Net profits of Chinese banks saw a YoY decline of 9.4% in the first half of 2020 to 1 trillion yuan (USD$146.2 billion) during the peak period for the spread of COVID-19 in China.
China’s central bank previously said that the plunge in profits can be imputed to interest rate cuts and efforts by lenders to “sacrifice” earnings for the sake of the real economy at the behest of the Chinese central government.
A report from Fitch Ratings expects the profitability of Chinese banks to remain hampered in the second half and proceeding into next year, with both the global effects of the pandemic as well as worsening Sino-US relations continuing to take their toll.

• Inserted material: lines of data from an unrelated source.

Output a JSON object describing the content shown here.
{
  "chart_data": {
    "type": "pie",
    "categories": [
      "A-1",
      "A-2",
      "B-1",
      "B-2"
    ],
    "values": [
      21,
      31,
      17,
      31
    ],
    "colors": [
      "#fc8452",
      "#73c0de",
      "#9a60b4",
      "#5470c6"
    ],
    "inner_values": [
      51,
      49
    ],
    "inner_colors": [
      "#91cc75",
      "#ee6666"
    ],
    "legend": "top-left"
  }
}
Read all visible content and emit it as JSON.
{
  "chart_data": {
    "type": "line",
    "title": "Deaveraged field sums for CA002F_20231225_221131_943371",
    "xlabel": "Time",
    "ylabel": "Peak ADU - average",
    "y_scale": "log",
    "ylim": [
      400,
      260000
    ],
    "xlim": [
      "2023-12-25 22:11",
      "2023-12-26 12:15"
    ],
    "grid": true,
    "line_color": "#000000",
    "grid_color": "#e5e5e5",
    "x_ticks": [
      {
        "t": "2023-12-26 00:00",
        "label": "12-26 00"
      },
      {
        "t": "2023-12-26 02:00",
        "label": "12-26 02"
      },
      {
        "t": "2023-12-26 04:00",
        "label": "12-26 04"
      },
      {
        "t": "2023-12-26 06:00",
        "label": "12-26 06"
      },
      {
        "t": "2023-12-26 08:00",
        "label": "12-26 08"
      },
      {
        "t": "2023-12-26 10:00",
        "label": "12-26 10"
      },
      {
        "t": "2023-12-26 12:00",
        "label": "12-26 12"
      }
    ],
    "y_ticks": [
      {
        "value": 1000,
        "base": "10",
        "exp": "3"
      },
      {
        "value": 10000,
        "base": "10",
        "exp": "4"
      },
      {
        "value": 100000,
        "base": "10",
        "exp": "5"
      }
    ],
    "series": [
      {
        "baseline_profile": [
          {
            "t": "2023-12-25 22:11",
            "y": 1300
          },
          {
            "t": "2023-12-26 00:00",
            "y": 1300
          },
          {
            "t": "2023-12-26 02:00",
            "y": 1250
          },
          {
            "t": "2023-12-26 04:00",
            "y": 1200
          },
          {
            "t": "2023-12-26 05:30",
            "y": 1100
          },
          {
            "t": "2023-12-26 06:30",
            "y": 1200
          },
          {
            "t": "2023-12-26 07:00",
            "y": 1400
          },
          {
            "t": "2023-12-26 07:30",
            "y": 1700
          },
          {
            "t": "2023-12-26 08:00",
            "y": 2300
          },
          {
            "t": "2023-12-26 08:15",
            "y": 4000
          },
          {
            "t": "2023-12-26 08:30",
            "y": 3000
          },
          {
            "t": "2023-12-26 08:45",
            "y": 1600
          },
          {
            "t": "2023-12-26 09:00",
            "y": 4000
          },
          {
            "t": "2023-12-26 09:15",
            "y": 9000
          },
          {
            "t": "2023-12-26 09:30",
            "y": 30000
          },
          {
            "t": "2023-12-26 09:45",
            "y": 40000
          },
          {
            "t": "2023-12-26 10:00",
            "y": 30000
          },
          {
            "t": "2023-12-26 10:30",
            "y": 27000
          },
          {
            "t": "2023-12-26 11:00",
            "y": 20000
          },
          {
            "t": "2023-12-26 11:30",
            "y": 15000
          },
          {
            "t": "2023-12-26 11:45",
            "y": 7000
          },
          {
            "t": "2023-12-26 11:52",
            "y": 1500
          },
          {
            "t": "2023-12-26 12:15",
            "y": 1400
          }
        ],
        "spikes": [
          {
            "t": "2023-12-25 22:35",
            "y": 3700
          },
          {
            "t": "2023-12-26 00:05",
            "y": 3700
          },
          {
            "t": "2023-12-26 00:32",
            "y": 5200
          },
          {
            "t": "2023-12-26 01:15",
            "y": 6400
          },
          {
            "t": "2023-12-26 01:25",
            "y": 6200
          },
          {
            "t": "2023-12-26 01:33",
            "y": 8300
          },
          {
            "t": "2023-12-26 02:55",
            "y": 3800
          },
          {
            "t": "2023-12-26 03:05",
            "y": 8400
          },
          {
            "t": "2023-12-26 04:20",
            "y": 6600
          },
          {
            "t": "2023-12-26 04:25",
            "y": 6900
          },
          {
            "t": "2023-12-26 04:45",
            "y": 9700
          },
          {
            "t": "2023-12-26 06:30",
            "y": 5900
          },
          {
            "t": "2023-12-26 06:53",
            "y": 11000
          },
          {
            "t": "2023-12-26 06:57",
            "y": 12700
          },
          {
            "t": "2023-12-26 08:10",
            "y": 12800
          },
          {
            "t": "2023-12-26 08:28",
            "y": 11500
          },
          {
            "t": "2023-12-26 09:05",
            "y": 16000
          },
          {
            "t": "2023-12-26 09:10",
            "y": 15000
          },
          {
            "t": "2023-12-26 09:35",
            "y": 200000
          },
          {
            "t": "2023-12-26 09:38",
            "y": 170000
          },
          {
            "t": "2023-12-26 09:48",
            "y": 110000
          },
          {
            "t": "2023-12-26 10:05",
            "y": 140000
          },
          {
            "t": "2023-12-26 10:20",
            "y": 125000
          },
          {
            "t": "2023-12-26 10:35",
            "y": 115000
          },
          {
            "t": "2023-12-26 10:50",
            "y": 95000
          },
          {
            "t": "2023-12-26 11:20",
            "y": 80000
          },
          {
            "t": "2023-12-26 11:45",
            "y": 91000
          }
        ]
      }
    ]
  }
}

“Despite the challenging outlook on profitability, we believe the Chinese banks still aim to pay dividends for 2020, which could limit their pace of growth,” said Fitch.
Fitch also expects lenders to step up their disposal of non-performing loans (NPL’s) in the second half, given that China has set the goal of disposing of 3.4 trillion yuan (approx. USD$497 billion) in NPL’s in 2020.
Less than a third of this amount – 1.1 trillion yuan – was written off in the first half, implying a major acceleration in the second.
Fitch maintains its “stable” outlook for China’s banking operations environment, with efforts to dispose of bad debt serving to forestall an accumulation of credit risk.